Justice Delayed, Justice Denied: The 11-Year Ordeal of the Gbagyi Three in Kaduna
By Steven Kefas
(Kaduna), On a November morning in 2025, Gloria Mabeiam Ballason received a WhatsApp message at 8:16 a.m. from the court registrar. Judgment would be delivered at 9:00 a.m.—in less than an hour. The lead counsel for the defendants was out of town and so she delegated a lawyer to attend the session. The court doors closed to others including journalists seeking entry.
Inside Court 15 of the Kaduna State High Court, three men who had already spent 11 years behind bars learned they would remain imprisoned for 10 more years.Their crime? Conspiracy and “Intention to commit culpable homicide”, a charge that has left legal experts questioning how Nigerian courts can determine the intentions of a person’s heart. “Not even the devil knows the intention of the heart of man,” Ballason said, her frustration palpable as she reflected on the judgment handed down by Justice B.M. Balarabe.
The case of the Gbagyi six, three of whom the prosecution presented at the High Court for trial, were arrested in January 2014 following a violent clash rooted in a land dispute in Jere chiefdom, Kagarko Local Government Area of Kaduna, has become yet another stark illustration of Nigeria’s troubled justice system, where prolonged detention, denied bail, and questionable verdicts have turned courtrooms into instruments of persecution rather than justice.
A Conflict Born of Land and Power.
The story begins in early January 2014, along the road from SSC Jere to Bwari in Kagarko Local Government Area.
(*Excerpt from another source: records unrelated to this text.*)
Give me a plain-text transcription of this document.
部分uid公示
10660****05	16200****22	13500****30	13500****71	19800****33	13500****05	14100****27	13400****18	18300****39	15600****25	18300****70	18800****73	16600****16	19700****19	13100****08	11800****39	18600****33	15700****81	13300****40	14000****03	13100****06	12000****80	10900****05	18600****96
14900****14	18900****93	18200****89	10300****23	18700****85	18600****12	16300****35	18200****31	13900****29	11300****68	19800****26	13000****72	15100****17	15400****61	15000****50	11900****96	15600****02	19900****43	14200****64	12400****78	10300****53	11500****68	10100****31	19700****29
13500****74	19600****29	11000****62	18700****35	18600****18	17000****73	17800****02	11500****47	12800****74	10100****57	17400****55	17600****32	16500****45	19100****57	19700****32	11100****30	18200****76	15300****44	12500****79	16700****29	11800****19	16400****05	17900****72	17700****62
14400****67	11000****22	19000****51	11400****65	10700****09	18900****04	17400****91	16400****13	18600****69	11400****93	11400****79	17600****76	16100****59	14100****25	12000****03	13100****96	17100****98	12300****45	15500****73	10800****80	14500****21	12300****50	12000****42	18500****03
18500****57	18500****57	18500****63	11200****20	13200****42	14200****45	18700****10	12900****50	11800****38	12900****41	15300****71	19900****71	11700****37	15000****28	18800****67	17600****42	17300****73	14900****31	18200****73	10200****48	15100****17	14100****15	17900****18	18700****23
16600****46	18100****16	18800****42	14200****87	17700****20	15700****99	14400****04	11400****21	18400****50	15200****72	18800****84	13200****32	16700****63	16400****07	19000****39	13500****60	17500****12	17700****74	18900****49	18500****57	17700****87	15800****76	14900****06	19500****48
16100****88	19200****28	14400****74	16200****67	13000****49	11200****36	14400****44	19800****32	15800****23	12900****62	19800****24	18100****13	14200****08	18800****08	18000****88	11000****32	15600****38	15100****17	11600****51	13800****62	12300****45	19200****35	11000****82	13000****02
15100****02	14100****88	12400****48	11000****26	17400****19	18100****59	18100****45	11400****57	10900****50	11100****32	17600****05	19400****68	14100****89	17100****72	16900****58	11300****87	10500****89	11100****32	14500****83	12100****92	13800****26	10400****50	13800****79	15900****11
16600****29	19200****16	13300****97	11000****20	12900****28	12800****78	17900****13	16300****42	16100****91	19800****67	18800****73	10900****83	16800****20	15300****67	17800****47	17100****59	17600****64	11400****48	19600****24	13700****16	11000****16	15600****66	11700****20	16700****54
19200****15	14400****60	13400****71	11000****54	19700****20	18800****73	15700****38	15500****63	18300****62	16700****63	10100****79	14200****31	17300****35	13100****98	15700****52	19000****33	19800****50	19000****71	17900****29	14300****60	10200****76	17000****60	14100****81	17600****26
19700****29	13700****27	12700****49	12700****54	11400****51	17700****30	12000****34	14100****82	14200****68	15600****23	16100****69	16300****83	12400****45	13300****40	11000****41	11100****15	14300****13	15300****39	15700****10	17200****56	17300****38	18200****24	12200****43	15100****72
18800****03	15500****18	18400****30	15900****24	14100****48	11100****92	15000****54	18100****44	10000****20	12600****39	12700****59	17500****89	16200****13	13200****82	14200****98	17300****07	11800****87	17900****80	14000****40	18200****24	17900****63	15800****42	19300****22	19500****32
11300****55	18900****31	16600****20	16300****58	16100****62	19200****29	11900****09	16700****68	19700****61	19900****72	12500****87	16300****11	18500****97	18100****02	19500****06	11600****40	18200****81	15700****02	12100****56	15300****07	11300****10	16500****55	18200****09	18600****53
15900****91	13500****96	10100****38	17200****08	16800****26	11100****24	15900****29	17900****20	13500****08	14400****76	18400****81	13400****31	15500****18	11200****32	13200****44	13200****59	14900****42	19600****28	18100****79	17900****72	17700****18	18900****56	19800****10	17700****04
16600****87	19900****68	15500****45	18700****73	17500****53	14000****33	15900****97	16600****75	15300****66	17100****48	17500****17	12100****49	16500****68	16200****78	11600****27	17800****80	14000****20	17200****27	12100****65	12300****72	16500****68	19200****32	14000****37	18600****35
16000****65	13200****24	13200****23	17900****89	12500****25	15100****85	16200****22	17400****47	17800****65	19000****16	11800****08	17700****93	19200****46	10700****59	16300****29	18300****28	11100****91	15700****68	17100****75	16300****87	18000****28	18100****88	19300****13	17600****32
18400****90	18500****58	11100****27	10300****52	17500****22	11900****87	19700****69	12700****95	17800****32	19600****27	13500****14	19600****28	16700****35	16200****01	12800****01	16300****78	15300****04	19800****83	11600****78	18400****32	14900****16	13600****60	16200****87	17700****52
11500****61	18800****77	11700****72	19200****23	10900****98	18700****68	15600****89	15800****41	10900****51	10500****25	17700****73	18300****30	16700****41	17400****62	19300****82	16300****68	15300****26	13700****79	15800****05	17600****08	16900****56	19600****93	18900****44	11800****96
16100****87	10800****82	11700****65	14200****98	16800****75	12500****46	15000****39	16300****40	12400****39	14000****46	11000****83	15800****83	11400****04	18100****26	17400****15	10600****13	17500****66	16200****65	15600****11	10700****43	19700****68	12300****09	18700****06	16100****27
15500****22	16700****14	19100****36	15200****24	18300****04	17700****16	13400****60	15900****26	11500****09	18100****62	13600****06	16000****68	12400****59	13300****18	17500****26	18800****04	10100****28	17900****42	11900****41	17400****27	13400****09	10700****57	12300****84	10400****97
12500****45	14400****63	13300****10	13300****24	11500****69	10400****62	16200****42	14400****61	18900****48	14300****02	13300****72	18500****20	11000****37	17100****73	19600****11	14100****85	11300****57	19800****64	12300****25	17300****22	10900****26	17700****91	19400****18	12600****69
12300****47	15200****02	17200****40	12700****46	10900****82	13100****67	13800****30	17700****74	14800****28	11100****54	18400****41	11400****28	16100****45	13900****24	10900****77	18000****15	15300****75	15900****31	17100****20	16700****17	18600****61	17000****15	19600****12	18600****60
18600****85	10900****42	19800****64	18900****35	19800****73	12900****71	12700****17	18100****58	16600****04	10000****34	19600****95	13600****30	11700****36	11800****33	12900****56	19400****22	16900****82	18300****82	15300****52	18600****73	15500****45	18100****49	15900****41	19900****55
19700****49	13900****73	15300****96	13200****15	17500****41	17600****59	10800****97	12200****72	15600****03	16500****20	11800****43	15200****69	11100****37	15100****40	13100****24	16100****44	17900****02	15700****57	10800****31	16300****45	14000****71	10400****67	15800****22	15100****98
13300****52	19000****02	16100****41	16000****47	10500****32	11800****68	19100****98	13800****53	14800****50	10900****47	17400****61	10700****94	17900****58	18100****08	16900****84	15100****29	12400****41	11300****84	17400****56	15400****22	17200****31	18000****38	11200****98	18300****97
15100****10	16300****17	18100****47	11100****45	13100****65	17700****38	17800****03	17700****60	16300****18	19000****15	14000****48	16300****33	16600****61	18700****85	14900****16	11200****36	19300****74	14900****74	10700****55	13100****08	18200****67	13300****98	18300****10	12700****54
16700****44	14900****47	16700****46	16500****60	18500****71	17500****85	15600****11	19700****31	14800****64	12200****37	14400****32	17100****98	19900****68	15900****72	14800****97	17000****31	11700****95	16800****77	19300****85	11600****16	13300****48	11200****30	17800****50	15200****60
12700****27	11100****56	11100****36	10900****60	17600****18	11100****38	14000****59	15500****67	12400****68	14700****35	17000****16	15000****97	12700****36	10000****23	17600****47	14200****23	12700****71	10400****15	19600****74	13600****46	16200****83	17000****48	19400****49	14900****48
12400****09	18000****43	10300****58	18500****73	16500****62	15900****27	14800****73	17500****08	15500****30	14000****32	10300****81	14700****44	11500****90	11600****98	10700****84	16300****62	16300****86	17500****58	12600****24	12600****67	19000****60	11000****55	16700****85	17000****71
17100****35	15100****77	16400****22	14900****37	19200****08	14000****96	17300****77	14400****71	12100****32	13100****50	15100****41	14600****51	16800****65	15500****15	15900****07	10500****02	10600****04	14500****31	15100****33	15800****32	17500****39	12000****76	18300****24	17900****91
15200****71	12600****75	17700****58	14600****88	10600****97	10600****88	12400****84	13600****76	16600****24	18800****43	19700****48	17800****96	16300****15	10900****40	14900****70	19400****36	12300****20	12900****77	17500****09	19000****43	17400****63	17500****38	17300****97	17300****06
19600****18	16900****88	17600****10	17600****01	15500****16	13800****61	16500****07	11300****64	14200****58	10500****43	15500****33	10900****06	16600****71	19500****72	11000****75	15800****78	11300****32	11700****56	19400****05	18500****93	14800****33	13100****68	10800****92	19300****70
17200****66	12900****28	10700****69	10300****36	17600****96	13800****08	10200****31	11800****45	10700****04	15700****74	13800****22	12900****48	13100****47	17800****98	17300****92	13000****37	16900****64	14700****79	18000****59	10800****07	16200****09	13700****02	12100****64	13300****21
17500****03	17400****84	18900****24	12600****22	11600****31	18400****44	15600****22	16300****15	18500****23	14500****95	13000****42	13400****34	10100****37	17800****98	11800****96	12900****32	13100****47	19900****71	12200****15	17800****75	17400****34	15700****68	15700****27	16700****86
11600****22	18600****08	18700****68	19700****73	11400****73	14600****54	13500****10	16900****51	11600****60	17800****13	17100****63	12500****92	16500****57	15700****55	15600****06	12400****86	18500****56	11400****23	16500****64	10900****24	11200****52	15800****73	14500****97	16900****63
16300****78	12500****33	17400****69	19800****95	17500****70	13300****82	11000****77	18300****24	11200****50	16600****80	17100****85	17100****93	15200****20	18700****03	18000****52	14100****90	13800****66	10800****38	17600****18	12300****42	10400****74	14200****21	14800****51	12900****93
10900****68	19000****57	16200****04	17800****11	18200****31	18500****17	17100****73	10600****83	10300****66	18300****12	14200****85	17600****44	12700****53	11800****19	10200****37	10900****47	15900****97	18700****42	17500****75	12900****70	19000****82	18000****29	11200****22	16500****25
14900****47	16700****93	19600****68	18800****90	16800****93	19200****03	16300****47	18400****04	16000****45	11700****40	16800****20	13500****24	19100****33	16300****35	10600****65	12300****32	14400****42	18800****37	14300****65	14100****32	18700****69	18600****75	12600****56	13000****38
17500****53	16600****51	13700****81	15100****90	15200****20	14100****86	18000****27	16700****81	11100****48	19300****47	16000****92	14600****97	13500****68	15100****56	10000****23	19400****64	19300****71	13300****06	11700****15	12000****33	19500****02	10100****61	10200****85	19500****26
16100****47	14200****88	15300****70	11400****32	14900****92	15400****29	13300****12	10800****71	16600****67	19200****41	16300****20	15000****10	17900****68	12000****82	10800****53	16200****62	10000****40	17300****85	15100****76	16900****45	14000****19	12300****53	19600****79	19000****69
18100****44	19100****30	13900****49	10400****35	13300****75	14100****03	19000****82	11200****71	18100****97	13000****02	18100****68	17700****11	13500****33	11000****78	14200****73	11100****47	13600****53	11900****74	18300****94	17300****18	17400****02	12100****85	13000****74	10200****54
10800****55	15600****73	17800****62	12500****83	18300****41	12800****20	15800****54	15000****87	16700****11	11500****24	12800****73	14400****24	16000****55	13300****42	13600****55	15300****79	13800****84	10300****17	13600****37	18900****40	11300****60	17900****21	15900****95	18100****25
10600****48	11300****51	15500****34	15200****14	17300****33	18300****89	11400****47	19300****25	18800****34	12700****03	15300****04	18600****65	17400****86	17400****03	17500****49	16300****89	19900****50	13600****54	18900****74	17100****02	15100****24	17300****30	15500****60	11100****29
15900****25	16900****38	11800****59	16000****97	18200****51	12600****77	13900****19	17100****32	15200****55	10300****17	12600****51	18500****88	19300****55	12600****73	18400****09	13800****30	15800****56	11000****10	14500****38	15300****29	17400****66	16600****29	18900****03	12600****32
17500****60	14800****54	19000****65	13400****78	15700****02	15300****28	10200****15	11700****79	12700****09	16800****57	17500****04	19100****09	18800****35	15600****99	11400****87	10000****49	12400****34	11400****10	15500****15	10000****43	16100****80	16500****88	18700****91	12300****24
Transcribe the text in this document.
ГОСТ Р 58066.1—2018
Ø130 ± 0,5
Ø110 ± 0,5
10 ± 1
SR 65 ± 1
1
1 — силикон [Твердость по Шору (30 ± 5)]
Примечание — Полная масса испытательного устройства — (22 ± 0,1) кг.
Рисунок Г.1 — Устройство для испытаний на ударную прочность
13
Dr. Sa’ad Usman, the Emir of Jere and husband of former Finance Minister, Senator Nenadi Usman, was traveling when he encountered a gathering of Gbagyi youths who stopped him. What happened next remains disputed. According to the Jere Traditional Council, one Ayuba Barde who was the first Defendant in the case but was not presented before the Court shouted at the traditional ruler, which led to a violent altercation in which the Chief, his driver, and police orderly were attacked with machetes and axes. The Gbagyi community told a different story: they claimed the Chief of Jere had for long formed the habit of confiscating lands from Gbagyi natives in Jere chiefdom with impunity, and that the most recent incident involved the destruction of food crops belonging to Ayuba Barde. Ayuba Barde was first shot by the orderly of the Chief following which a melee ensued.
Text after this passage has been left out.